Sunday, June 23, 2013

Developing android apps with Kotlin

For those who haven't heard yet, Kotlin is new JVM language developed by JetBrains, creators of IntelliJ IDEA, which many people consider the best java IDE.

Kotlin is still in development, beta should be released in following months, according to Kotlin forum, but it is already stable enough to do some real work in it.

Being java programmer for a long time, I always liked it for simplicity of the language itself, stability, large ecosystem of frameworks and libraries, cross-platform support etc...

But sometimes I missed few things that other languages have and Java doesn't.  Mostly things that would boost my productivity and make me write less code that is still elegant and readable.

One of those things is passing a function as an argument to another function (feature known as higher order functions or closures).  Writing listeners every time you need to use some kind of callback function can be really tedious. If you can pass callback function as an argument to another function/method it can really save time and lines of code. Javascript and Actionscript, languages that I used for some client side development, and that I considered inferior to java in many ways , have this for a long time.
Kotlin, as almost every other modern language has this feature.

Another thing that can save code and time is having default values of method arguments, so passing those arguments can be omitted in method call. This reduces, if not removes, the need for method overloading since it is more flexible way of having different combinations of arguments. 
I liked this feature in ActionScript , but Kotlin goes one step further: it supports default argument values, but it also supports passing arguments by name. This means, for example,  that you can pass only first and fourth argument, skipping second and third if they have default values. In action script if you want to pass forth argument you also need to pass all arguments before it.

There are lots of other features that make Kotlin code shorter and more elegant then Java code. 

Elegance and ease of use is not  Kotlin's only advantage over Java,   there are also features that make Kotlin more powerful, although with greater power comes more responsibility so in general it requires programmer to be more careful. 
To mention just few of them: null-safety, immutability, extension functions, lambdas, inline functions, operator overloading, range expressions... etc.
To see full list of Kotlin features check out docs page and  don't miss comparison to Java.

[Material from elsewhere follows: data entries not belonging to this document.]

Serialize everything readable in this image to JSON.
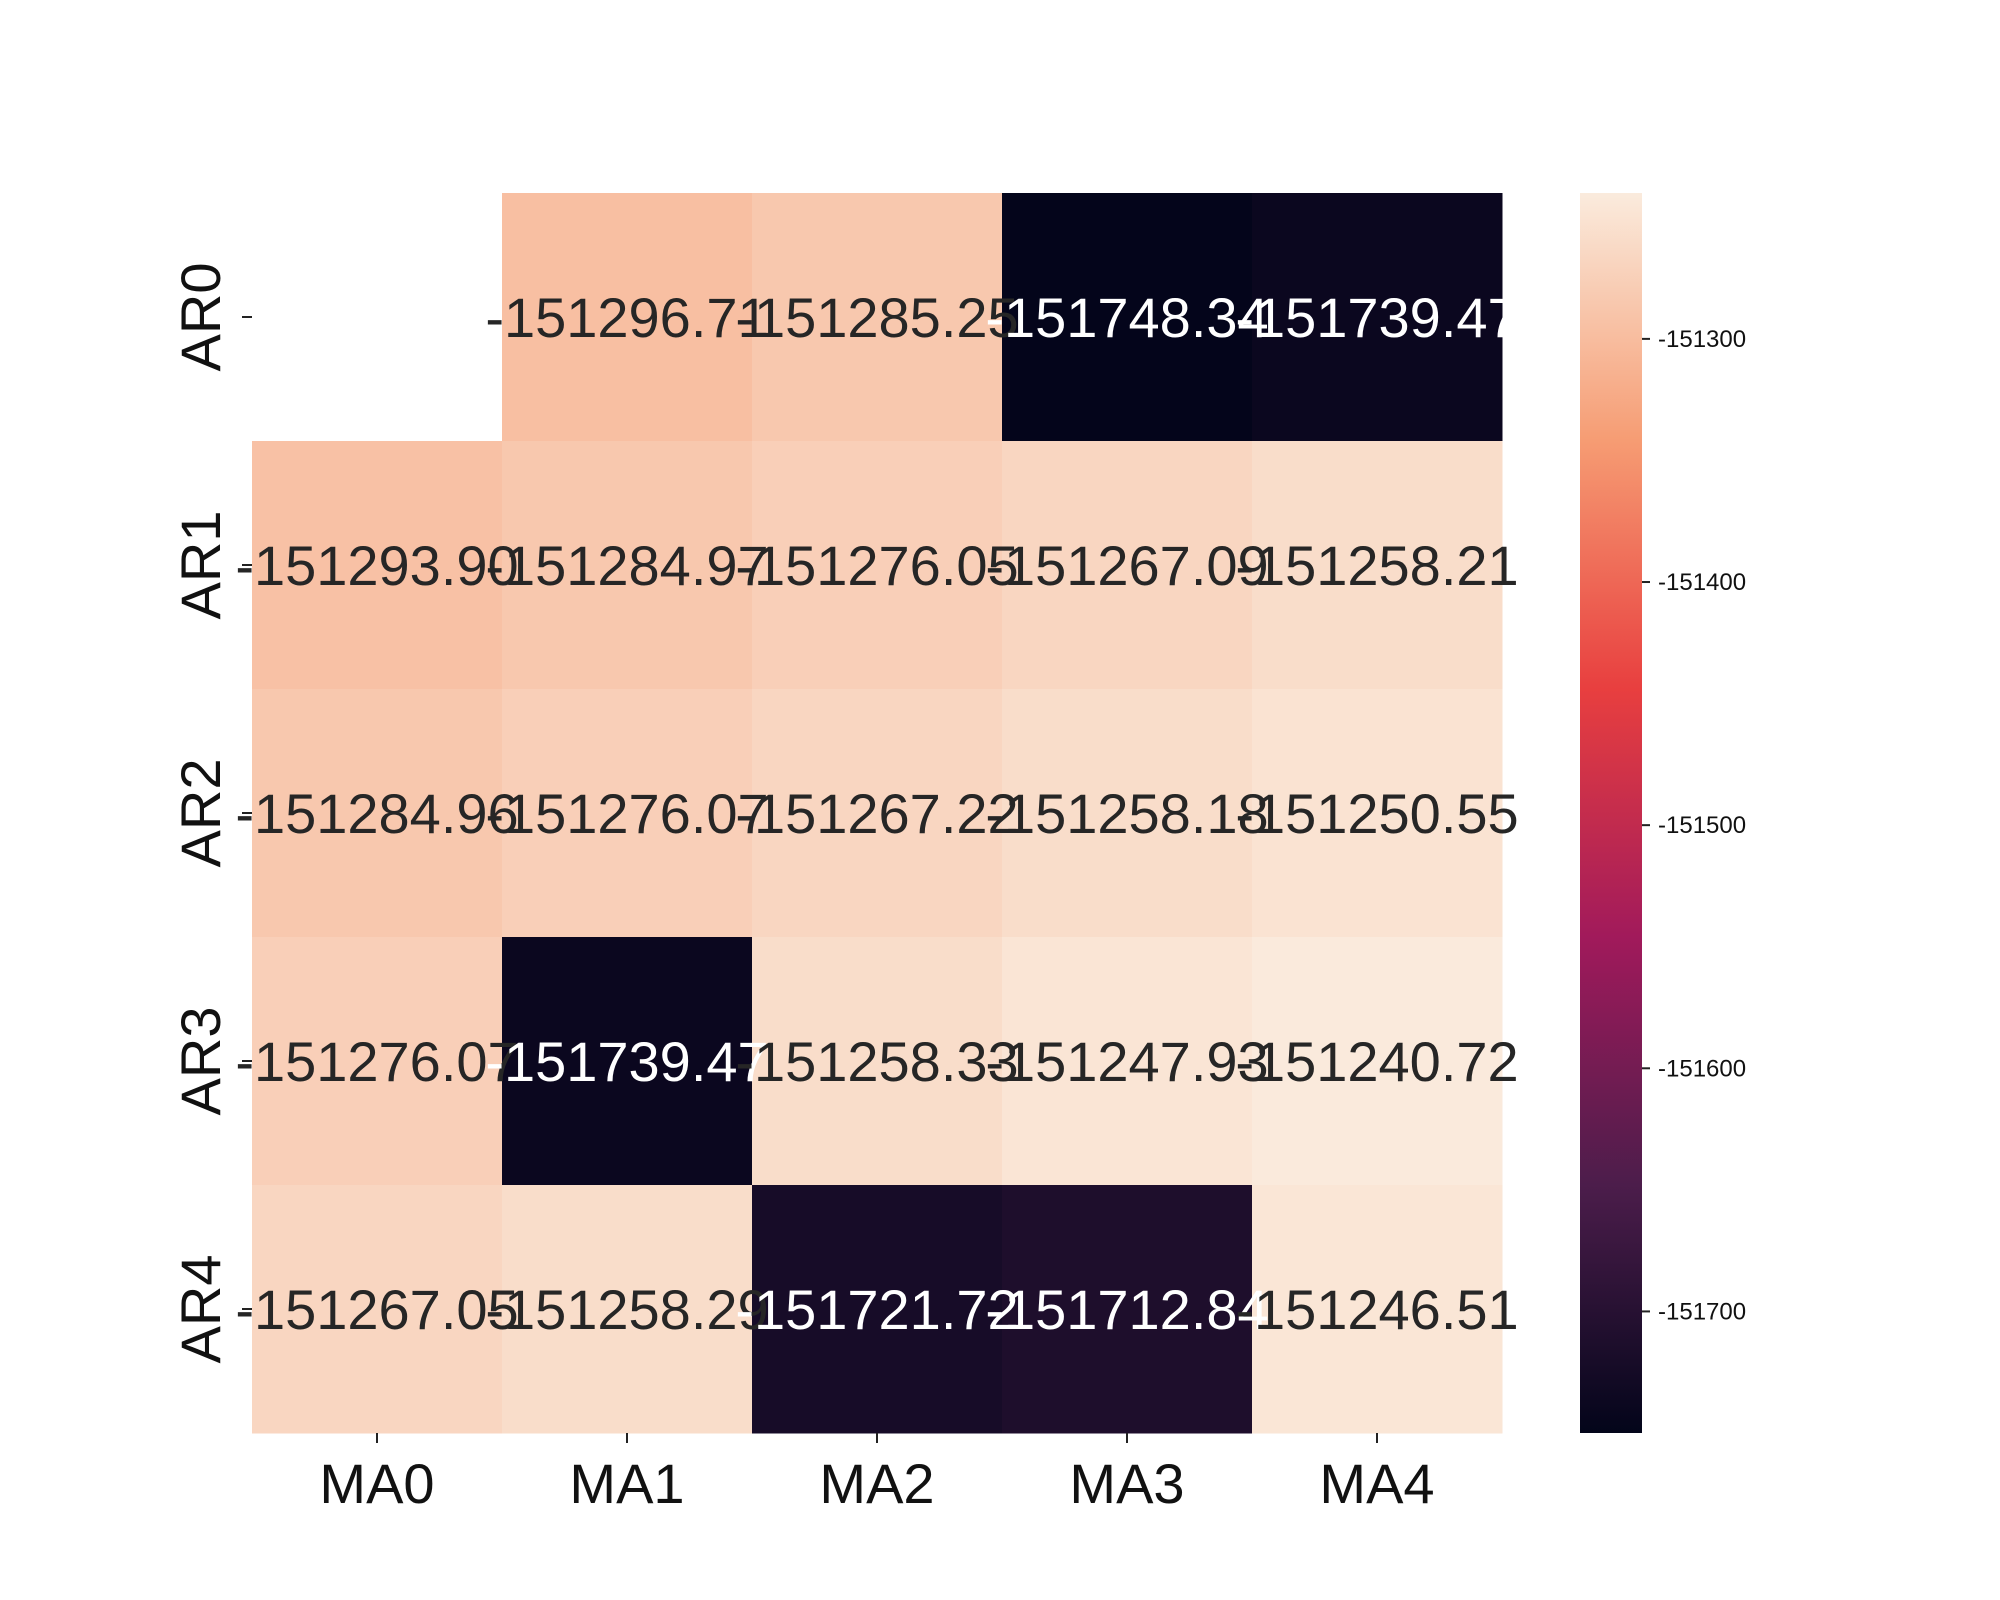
{
  "chart_data": {
    "type": "heatmap",
    "title": "",
    "xlabel": "",
    "ylabel": "",
    "x_categories": [
      "MA0",
      "MA1",
      "MA2",
      "MA3",
      "MA4"
    ],
    "y_categories": [
      "AR0",
      "AR1",
      "AR2",
      "AR3",
      "AR4"
    ],
    "values": [
      [
        null,
        -151296.71,
        -151285.25,
        -151748.34,
        -151739.47
      ],
      [
        -151293.9,
        -151284.97,
        -151276.05,
        -151267.09,
        -151258.21
      ],
      [
        -151284.96,
        -151276.07,
        -151267.22,
        -151258.18,
        -151250.55
      ],
      [
        -151276.07,
        -151739.47,
        -151258.33,
        -151247.93,
        -151240.72
      ],
      [
        -151267.05,
        -151258.29,
        -151721.72,
        -151712.84,
        -151246.51
      ]
    ],
    "cell_labels": [
      [
        "",
        "-151296.71",
        "-151285.25",
        "-151748.34",
        "-151739.47"
      ],
      [
        "-151293.90",
        "-151284.97",
        "-151276.05",
        "-151267.09",
        "-151258.21"
      ],
      [
        "-151284.96",
        "-151276.07",
        "-151267.22",
        "-151258.18",
        "-151250.55"
      ],
      [
        "-151276.07",
        "-151739.47",
        "-151258.33",
        "-151247.93",
        "-151240.72"
      ],
      [
        "-151267.05",
        "-151258.29",
        "-151721.72",
        "-151712.84",
        "-151246.51"
      ]
    ],
    "colorbar": {
      "vmin": -151750,
      "vmax": -151240,
      "ticks": [
        -151300,
        -151400,
        -151500,
        -151600,
        -151700
      ],
      "tick_labels": [
        "-151300",
        "-151400",
        "-151500",
        "-151600",
        "-151700"
      ]
    },
    "colormap": "rocket",
    "colormap_stops": [
      "#03051a",
      "#4c1d4b",
      "#a11a5b",
      "#e83f3f",
      "#f69c73",
      "#faebdd"
    ],
    "grid": false,
    "legend": "colorbar-right"
  }
}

Many modern languages have very similar feature list like Kotlin: Java 8, Scala, Ceylon, Clojure (clojure is little bit different animal since it's Lisp dialect). So why to choose Kotlin?

For Java programmer Kotlin should be the easiest to switch to (except of course Java 8), since one of main goals of Kotlin is to be Java-compatible. This means that Kotlin should provide much better interoperability with Java then Scala, Clojure, Ceylon... 
Also, Kotlin compiles as fast as java , that is another goal of Kotlin authors.

Scala is Kotlin's main competitor so it is good to know what are similarities and differences between them.

Since Android apps run on Java and Kotlin is highly interoperable with Java it is possible to write android apps using Kotlin.

Here are some useful links on how to start with it:

For now, using IntelliJ IDEA is the easiest way to develop with Kotlin. 

I look forward to make myself more familiar with Kotlin using it on my new android app and I will share my experience here soon.